Two deserted prefabricated apartment buildings located in the center of this desert town that overlooks the Ramon Crater in the Negev were refurbished by the Isrotel hotel chain as part of an effort to enhance tourism in the area. Apartments were converted into hotel rooms and suites, with an emphasis on tasteful decor. The entrance foyers and areas surrounding the original buildings were rebuilt to form the public area and the 'back' of the hotel. Golden yellow Mitzpe marble floors, wooden pillars and reception desk, wrought iron furniture, a waterfall and a fireplace combine to give a serene friendly atmosphere.
The breakfast buffet includes ful [Egyptian] beans served with techina, lemon and pita, sachleb, home baked bread, and homemade fruit and vegetable preserves, and on Shabbat, jachnun. Patiently prepared couscous, (semolina grains) light and airy, each grain separated from the others, served with chicken and mixed vegetables features regularly in the dinner buffet. And all orchestrated by Joe, working alongside and just as hard as the other cooks, his sharp eyes watching over the kitchen and buffet, making sure that the standard of excellence is kept up daily.
Joe, no newcomer to the desert, started off his culinary career traveling around Colorado and Arizona after college. To get by, he washed dishes and prepared salads. Then he entered the Culinary Institute of America in Hyde Park, NY where he received an associate degree in Culinary Arts in 1984. Joe then returned to Arizona to do his apprenticeship and went on to work in Bermuda and in Palm Beach, Fl.
The call to Israel was always there. Joe went to a Jewish day school in Buffalo NY till 7th grade and visited Israel with his grandmother when he was 11. In 1987, he decided to do a stint at the King David in Jerusalem, studied Hebrew at a kibbutz ulpan and from there he wandered southward into the desert. This time, to Eilat where he worked for five years at the King Solomon and the Sonesta Hotels.
Some six years ago, Joe was asked to come to the Ramon Inn where the management was determined to bring in top professionals from larger hotels. So Joe, his Jerusalem-born wife who is an educational psychologist, and their two daughters, now in junior high school, moved up north as far as the Central Negev. In his spare time, Joe jogs or rides his mountain bike through the desert.

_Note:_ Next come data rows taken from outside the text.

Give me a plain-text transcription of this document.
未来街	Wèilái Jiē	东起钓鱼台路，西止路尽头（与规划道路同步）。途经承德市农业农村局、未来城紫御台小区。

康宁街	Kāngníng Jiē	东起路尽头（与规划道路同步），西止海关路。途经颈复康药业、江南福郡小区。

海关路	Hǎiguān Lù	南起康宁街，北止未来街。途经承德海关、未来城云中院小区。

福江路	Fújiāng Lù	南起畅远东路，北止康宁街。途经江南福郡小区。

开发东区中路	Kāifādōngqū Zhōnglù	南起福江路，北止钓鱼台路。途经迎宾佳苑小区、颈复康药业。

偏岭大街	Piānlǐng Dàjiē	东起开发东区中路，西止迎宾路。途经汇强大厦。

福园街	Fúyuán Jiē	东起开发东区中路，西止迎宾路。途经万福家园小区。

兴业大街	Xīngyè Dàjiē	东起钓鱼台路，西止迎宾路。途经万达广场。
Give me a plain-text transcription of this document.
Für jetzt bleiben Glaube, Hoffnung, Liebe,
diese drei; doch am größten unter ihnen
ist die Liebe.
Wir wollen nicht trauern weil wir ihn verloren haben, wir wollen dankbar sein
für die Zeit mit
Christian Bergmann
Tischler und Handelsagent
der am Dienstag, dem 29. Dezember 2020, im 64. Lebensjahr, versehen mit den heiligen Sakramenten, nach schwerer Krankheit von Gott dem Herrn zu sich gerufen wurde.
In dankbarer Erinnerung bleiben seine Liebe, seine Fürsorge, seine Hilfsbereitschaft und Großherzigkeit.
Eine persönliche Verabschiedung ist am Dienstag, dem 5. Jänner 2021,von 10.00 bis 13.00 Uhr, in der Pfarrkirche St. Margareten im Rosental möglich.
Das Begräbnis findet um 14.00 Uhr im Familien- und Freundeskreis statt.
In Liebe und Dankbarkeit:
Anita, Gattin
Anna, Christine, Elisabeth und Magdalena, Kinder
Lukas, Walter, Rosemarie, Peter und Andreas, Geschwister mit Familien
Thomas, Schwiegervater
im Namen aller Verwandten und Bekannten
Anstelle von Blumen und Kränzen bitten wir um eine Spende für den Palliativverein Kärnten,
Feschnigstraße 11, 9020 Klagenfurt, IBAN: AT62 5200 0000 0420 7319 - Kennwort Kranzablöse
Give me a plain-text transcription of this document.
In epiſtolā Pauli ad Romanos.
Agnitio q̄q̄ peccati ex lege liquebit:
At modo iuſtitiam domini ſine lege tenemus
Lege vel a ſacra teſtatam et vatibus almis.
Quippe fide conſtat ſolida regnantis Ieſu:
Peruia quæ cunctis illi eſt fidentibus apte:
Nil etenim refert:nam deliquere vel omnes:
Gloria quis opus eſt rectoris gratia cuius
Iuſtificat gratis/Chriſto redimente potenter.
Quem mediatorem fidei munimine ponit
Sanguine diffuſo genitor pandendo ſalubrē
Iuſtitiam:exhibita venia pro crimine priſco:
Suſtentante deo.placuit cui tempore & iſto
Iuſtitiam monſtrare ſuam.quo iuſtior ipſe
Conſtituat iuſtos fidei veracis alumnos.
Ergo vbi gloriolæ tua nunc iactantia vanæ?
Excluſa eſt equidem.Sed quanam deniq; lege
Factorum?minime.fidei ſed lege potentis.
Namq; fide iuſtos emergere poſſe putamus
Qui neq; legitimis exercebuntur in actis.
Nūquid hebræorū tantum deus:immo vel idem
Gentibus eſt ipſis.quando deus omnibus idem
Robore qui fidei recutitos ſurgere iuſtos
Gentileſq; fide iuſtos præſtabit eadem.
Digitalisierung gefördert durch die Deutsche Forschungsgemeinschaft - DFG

In addition to the traditional indoor food service, a visitor to this geological wonder in the Negev can enjoy crater catering . A meal to order, planned to the last detail. Perhaps a gala dinner for 800 in the Ramon Crater, with shoulders of mutton on spits, spicy stuffed vegetables, or maybe a romantic sunset supper for two served by a waiter in Beduin dress standing by ready to pour wine or serve the next course, on the wall of the Nabatean city of Ein Saharonim. Another option is refreshing strong sweet tea in a Beduin tent at the end of a day's jeep trip along the Spice Route, followed by heaps of steamy rice crowned with chunks of roast mutton served on a tasa , a large copper tray, around which you sit with two or three friends on cushions or mattresses and eat Beduin-style, with your hands.
Planning and executing these customized meals in and around the Ramon Crater has become a specialty that Joe and the rest of the management of the Ramon Inn have developed. It allows flexibility in the planning of desert tours and an unmatched culinary experience for any visitor to the desert.